Dar dan Al Zayani melakukan pembicaraan melalui telepon pada Minggu tentang perkembangan situasi Timur Tengah terbaru setelah penandatanganan kesepakatan kerangka kerja yang dimediasi Pakistan antara AS dan Iran.
Pembicaraan tersebut terjadi setelah serangan Iran terbaru terhadap sejumlah fasilitas militer AS yang terletak di Bahrain dan Kuwait.
Bahrain mengatakan pada Minggu bahwa mereka "berhasil" mencegat dan menghancurkan "sejumlah" serangan rudal dan drone Iran di wilayahnya.
Sehari sebelumnya Korps Garda Revolusi Islam Iran mengatakan telah menargetkan posisi AS di wilayah tersebut sebagai tanggapan atas serangan AS terhadap Iran.
Al Zayani juga mengucapkan selamat kepada Pakistan atas penandatanganan kesepakatan kerangka kerja AS-Iran, yang dikenal sebagai Memorandum Kesepahaman Islamabad.
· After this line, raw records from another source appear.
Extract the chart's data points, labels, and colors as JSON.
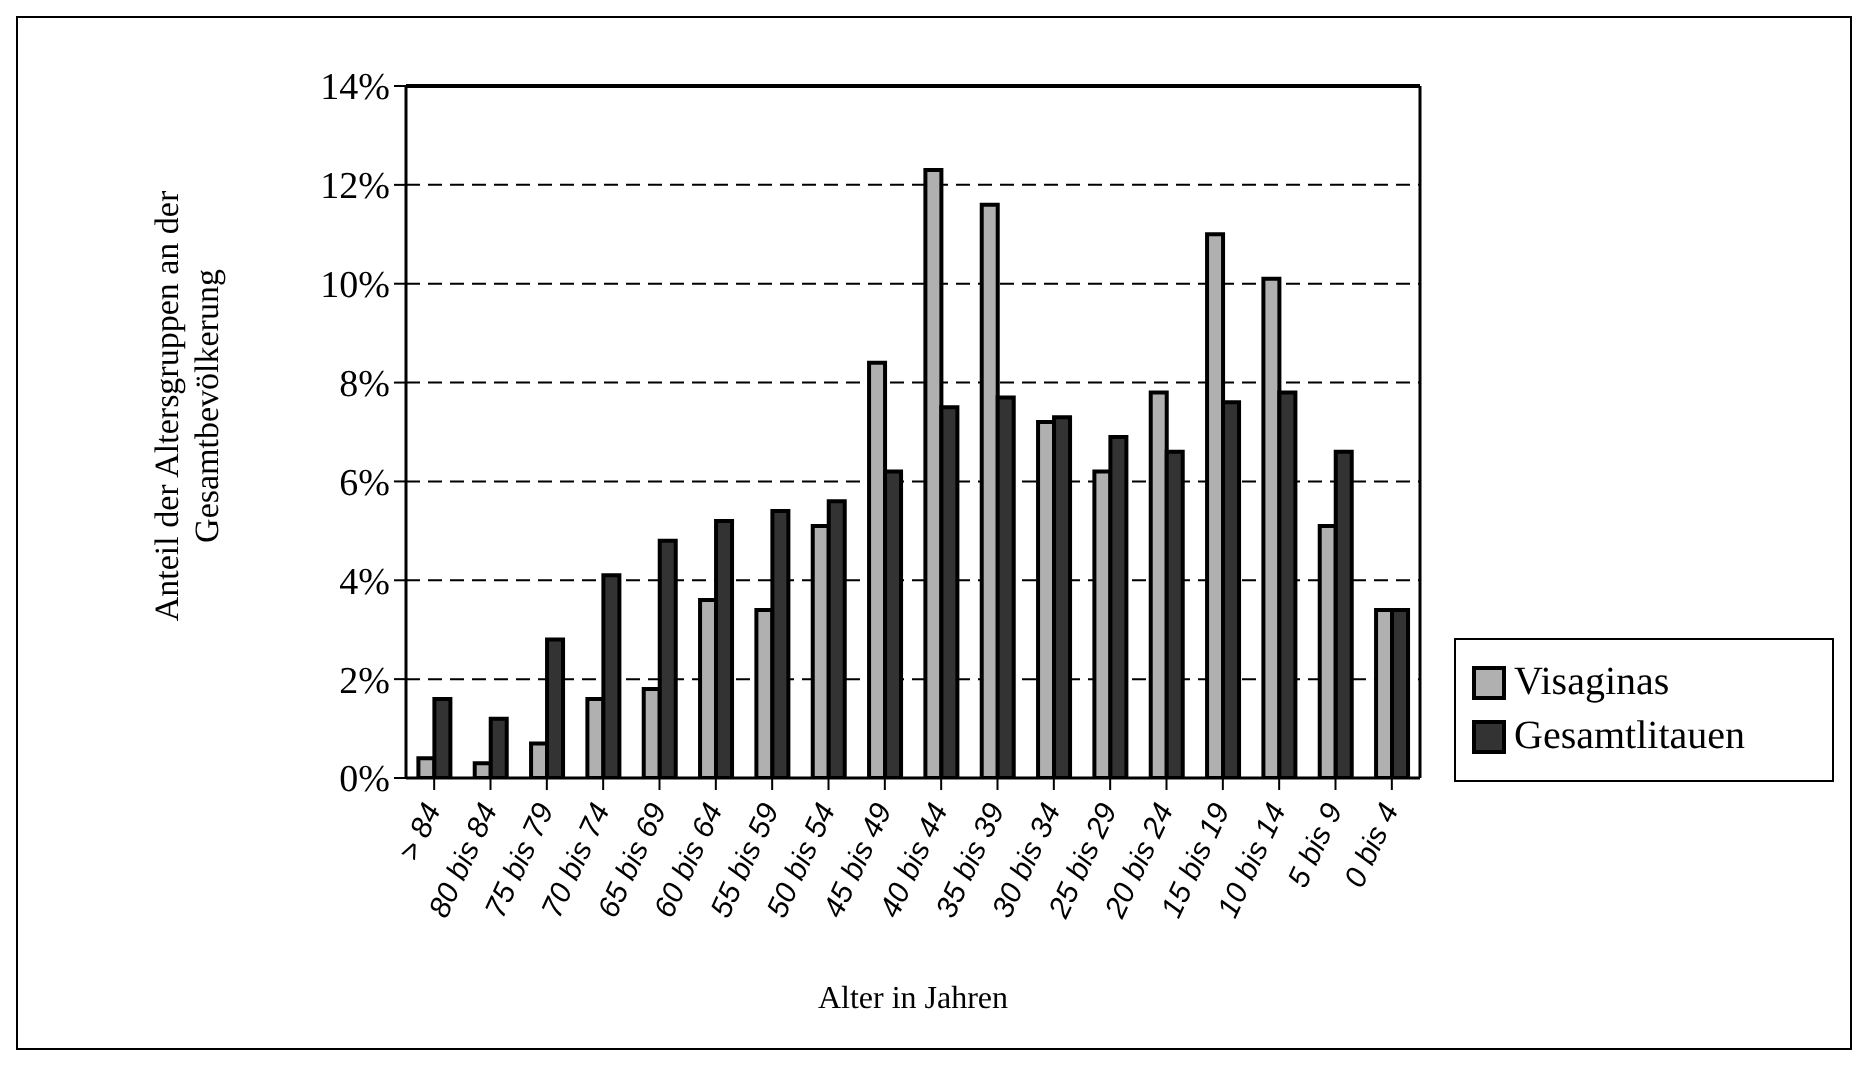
{
  "chart_data": {
    "type": "bar",
    "xlabel": "Alter in Jahren",
    "ylabel": "Anteil der Altersgruppen an der Gesamtbevölkerung",
    "categories": [
      "> 84",
      "80 bis 84",
      "75 bis 79",
      "70 bis 74",
      "65 bis 69",
      "60 bis 64",
      "55 bis 59",
      "50 bis 54",
      "45 bis 49",
      "40 bis 44",
      "35 bis 39",
      "30 bis 34",
      "25 bis 29",
      "20 bis 24",
      "15 bis 19",
      "10 bis 14",
      "5 bis 9",
      "0 bis 4"
    ],
    "series": [
      {
        "name": "Visaginas",
        "color": "#b0b0b0",
        "values": [
          0.4,
          0.3,
          0.7,
          1.6,
          1.8,
          3.6,
          3.4,
          5.1,
          8.4,
          12.3,
          11.6,
          7.2,
          6.2,
          7.8,
          11.0,
          10.1,
          5.1,
          3.4
        ]
      },
      {
        "name": "Gesamtlitauen",
        "color": "#333333",
        "values": [
          1.6,
          1.2,
          2.8,
          4.1,
          4.8,
          5.2,
          5.4,
          5.6,
          6.2,
          7.5,
          7.7,
          7.3,
          6.9,
          6.6,
          7.6,
          7.8,
          6.6,
          3.4
        ]
      }
    ],
    "ylim": [
      0,
      14
    ],
    "yticks": [
      {
        "value": 0,
        "label": "0%"
      },
      {
        "value": 2,
        "label": "2%"
      },
      {
        "value": 4,
        "label": "4%"
      },
      {
        "value": 6,
        "label": "6%"
      },
      {
        "value": 8,
        "label": "8%"
      },
      {
        "value": 10,
        "label": "10%"
      },
      {
        "value": 12,
        "label": "12%"
      },
      {
        "value": 14,
        "label": "14%"
      }
    ],
    "grid": "y",
    "legend": "right"
  }
}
Dia juga memuji peran "konstruktif" Islamabad dalam memfasilitasi kesepakatan tersebut, serta menyatakan harapan bahwa kesepakatan itu akan berkontribusi pada perdamaian dan stabilitas yang langgeng di kawasan tersebut.
Di sisi lain, Dar berterima kasih atas "simpati hangat" Al Zayani dan menegaskan mengenai tekad yang dimiliki Pakistan dalam rangka mempromosikan dialog dan diplomasi untuk mencapai perdamaian dan stabilitas di kawasan dan sekitarnya.
Pakistan telah memainkan peran sentral sebagai mediator antara AS dan Iran dalam mengakhiri perang yang dimulai pada 28 Februari.